Pembrokeshire National Park, also known as Pembrokeshire Coast National Park, is one of the crown jewels in the British national parks system. There are four total national parks in Wales, but Pembrokeshire is Britain's only national park on the coast. Pembrokeshire National Park encompasses 240 square miles (629 km²) and includes a wildly varied landscape of forests and hills, beaches cliffs and estuaries. The park is a popular destination for wildlife spectators and explorers, rock climbers, windsurfers, hikers and nature lovers.
One of the most attractive characteristics of the park is the rugged, tempestuous coastline and sparkly blue waters. Fuzzy green shoulders slope down toward the sea, exposing the rocky gray clefts and sandy beaches stretching toward the bright blue waters. Encompassing nearly all the southwest coast of the British isle, the coastline stretches for over 259 miles (418 km), overlooking the Celtic sea and St. George's Channel. The beaches are a popular hot spot for vacationers on summer holiday.
Hikers and nature lovers revel in the lush forests of the illustrious Presli Mountains, famed for producing the bluestones from which Stonehenge was forged. The gentle sloping hills, peppered with trees and aprouting stony outcrops, exude a mysterious and primeval atmosphere. The ancient Celts believed the Preslis contained an entrance to the Celtic underworld, Annwn. Visitors traverse the ancient pathways, used for thousands of years as supposedly the ancient stomping grounds of legendary King Arthur. Some of the best paths for explorers are Pentre Ifan, Gwaun Valley and Rosebush.

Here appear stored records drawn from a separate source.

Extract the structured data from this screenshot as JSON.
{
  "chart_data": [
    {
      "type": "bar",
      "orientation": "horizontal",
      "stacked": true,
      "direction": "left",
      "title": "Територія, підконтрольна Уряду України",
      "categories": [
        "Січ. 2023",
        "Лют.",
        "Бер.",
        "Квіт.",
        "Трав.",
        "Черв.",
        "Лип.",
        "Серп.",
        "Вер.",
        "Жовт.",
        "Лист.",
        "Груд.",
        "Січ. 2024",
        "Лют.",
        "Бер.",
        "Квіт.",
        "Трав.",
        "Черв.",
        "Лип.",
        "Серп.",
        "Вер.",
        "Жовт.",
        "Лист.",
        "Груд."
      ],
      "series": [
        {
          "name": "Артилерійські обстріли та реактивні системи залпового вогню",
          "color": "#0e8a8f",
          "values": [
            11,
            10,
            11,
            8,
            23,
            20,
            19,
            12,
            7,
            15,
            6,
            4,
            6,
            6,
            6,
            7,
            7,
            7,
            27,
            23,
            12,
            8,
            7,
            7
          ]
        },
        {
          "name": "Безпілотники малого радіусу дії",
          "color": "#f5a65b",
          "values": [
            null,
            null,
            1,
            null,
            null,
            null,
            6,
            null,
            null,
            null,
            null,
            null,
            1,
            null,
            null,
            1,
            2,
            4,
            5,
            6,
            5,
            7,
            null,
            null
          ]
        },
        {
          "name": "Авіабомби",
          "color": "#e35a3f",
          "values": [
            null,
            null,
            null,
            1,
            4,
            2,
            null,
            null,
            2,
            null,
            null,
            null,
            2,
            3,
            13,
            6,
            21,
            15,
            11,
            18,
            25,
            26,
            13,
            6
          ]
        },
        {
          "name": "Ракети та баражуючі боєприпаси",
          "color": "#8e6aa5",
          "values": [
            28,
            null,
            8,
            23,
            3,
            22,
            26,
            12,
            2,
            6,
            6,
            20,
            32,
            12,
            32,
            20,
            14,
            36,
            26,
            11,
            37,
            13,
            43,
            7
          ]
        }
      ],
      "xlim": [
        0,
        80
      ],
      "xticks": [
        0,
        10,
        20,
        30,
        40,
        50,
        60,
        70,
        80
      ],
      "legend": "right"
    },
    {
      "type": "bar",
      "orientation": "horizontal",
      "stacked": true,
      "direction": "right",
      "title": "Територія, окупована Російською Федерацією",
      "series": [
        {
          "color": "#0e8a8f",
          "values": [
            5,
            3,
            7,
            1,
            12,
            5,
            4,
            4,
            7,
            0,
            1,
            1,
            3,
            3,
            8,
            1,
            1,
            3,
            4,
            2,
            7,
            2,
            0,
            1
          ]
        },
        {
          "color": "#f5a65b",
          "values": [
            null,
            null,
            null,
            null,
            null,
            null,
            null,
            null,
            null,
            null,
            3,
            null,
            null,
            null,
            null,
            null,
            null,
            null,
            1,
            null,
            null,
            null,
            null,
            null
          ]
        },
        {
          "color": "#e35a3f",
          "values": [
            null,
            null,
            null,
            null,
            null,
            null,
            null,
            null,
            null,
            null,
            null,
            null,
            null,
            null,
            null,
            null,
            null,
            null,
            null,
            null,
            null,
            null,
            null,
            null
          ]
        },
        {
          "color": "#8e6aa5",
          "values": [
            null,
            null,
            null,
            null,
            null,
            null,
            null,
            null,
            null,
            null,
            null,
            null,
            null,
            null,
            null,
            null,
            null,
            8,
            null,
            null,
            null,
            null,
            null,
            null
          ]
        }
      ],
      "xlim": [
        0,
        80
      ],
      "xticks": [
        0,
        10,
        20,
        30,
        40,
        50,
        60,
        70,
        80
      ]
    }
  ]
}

The Pembrokeshire National Park features one of the finest estuaries in Britain, the Daugleddau Estuary. Once the location of successful anthracite mines and Norman castle embankments, the estuary waterway provides exceptional trails. Visitors enjoy viewing the inland waterfowl and mammals, exploring the secret coves, and visiting the ancient Carew and Picton Castles.
Pembrokeshire National Park offers something for every outdoor enthusiast. Water activities include surfing, kayaking, fishing, sailing and other sports. Wildlife enthusiasts enjoy birdwatching, as Pembrokeshire National Park is one of the finest British parks for viewing migrating and wintering seabirds and waterbirds. The park maintains trails and paths for hiking, cycling, horse riding, rock climbing and simple relaxing strolls along the coast or across prehistoric forests and lush landscapes.
The Pembrokeshire Coast National Park Authority, established in 1952, manages the park. They encourage those visiting Pembrokeshire National Park to enjoy the park while maintaining a respect for the natural beauty and unspoiled environment. Pembrokeshire National Park is open year round and offers a rotating schedule of various activities.